Ensemble methods are techniques that combine the predictions of multiple models to improve performance and reduce overfitting. The idea is that by combining different models, the overall model can make better predictions than any individual model.

### Types of Ensemble Methods

1. **Bagging (Bootstrap Aggregating)**: Multiple models (e.g., decision trees) are trained on different random subsets of the data, and their predictions are averaged. Bagging reduces variance and is effective for high-variance models.
   - **Example**: Random Forest.

2. **Boosting**: Models are trained sequentially, and each new model focuses on the mistakes made by the previous ones. Boosting reduces bias and is effective for high-bias models.
   - **Example**: Gradient Boosting, AdaBoost, XGBoost.

3. **Stacking**: Models are combined by training a meta-model on the predictions of several base models.

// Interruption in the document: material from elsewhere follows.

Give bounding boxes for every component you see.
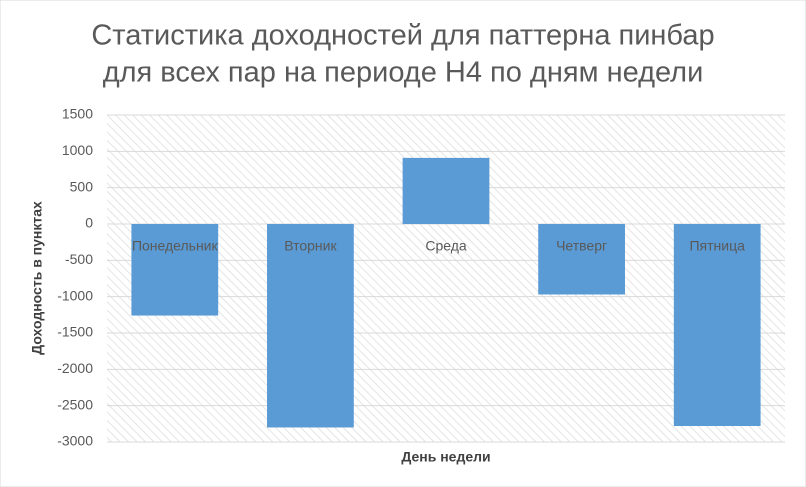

### Example: Bagging with Random Forest
    

In [None]:

from sklearn.ensemble import RandomForestClassifier

# Example: Using Random Forest (Bagging)
rf_model = RandomForestClassifier(n_estimators=100)
rf_model.fit(X, y)

# Predicting with Random Forest
y_pred_rf = rf_model.predict(X_test)
y_pred_rf
    


## 2. Boosting

Boosting is an ensemble technique where models are trained sequentially, and each subsequent model attempts to correct the errors of the previous models.

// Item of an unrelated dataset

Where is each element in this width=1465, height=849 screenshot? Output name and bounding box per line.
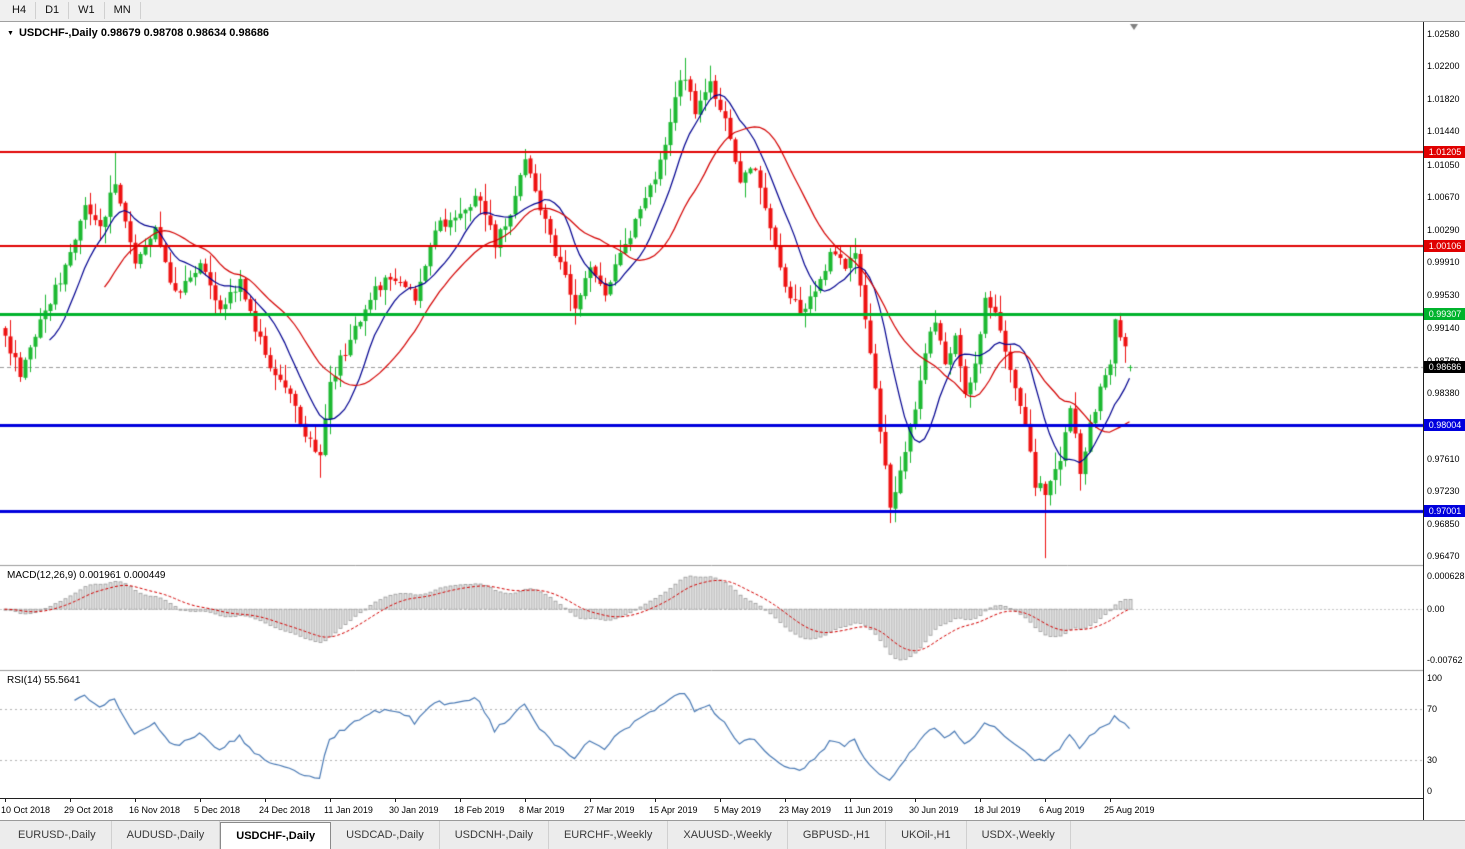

### Example: Boosting with AdaBoost
    

In [None]:

from sklearn.ensemble import AdaBoostClassifier

# Example: Using AdaBoost (Boosting)
ada_model = AdaBoostClassifier(n_estimators=50)
ada_model.fit(X, y)

# Predicting with AdaBoost
y_pred_ada = ada_model.predict(X_test)
y_pred_ada
    


## 3. Stacking

Stacking combines the predictions of multiple models by training a meta-model on their outputs. This meta-model attempts to improve the overall predictions by learning from the predictions of the base models.

### Example: Stacking with Multiple Models
    

In [None]:

from sklearn.ensemble import StackingClassifier
from sklearn.linear_model import LogisticRegression
from sklearn.tree import DecisionTreeClassifier

# Example: Using Stacking
estimators = [('rf', RandomForestClassifier(n_estimators=50)), 
              ('ada', AdaBoostClassifier(n_estimators=50))]

stack_model = StackingClassifier(estimators=estimators, final_estimator=LogisticRegression())
stack_model.fit(X, y)

# Predicting with Stacking
y_pred_stack = stack_model.predict(X_test)
y_pred_stack
    


## Applications in Machine Learning

- **Bagging** reduces variance by averaging predictions from multiple models.
- **Boosting** reduces bias by focusing on errors made by previous models.
- **Stacking** combines the strengths of multiple models to improve overall performance.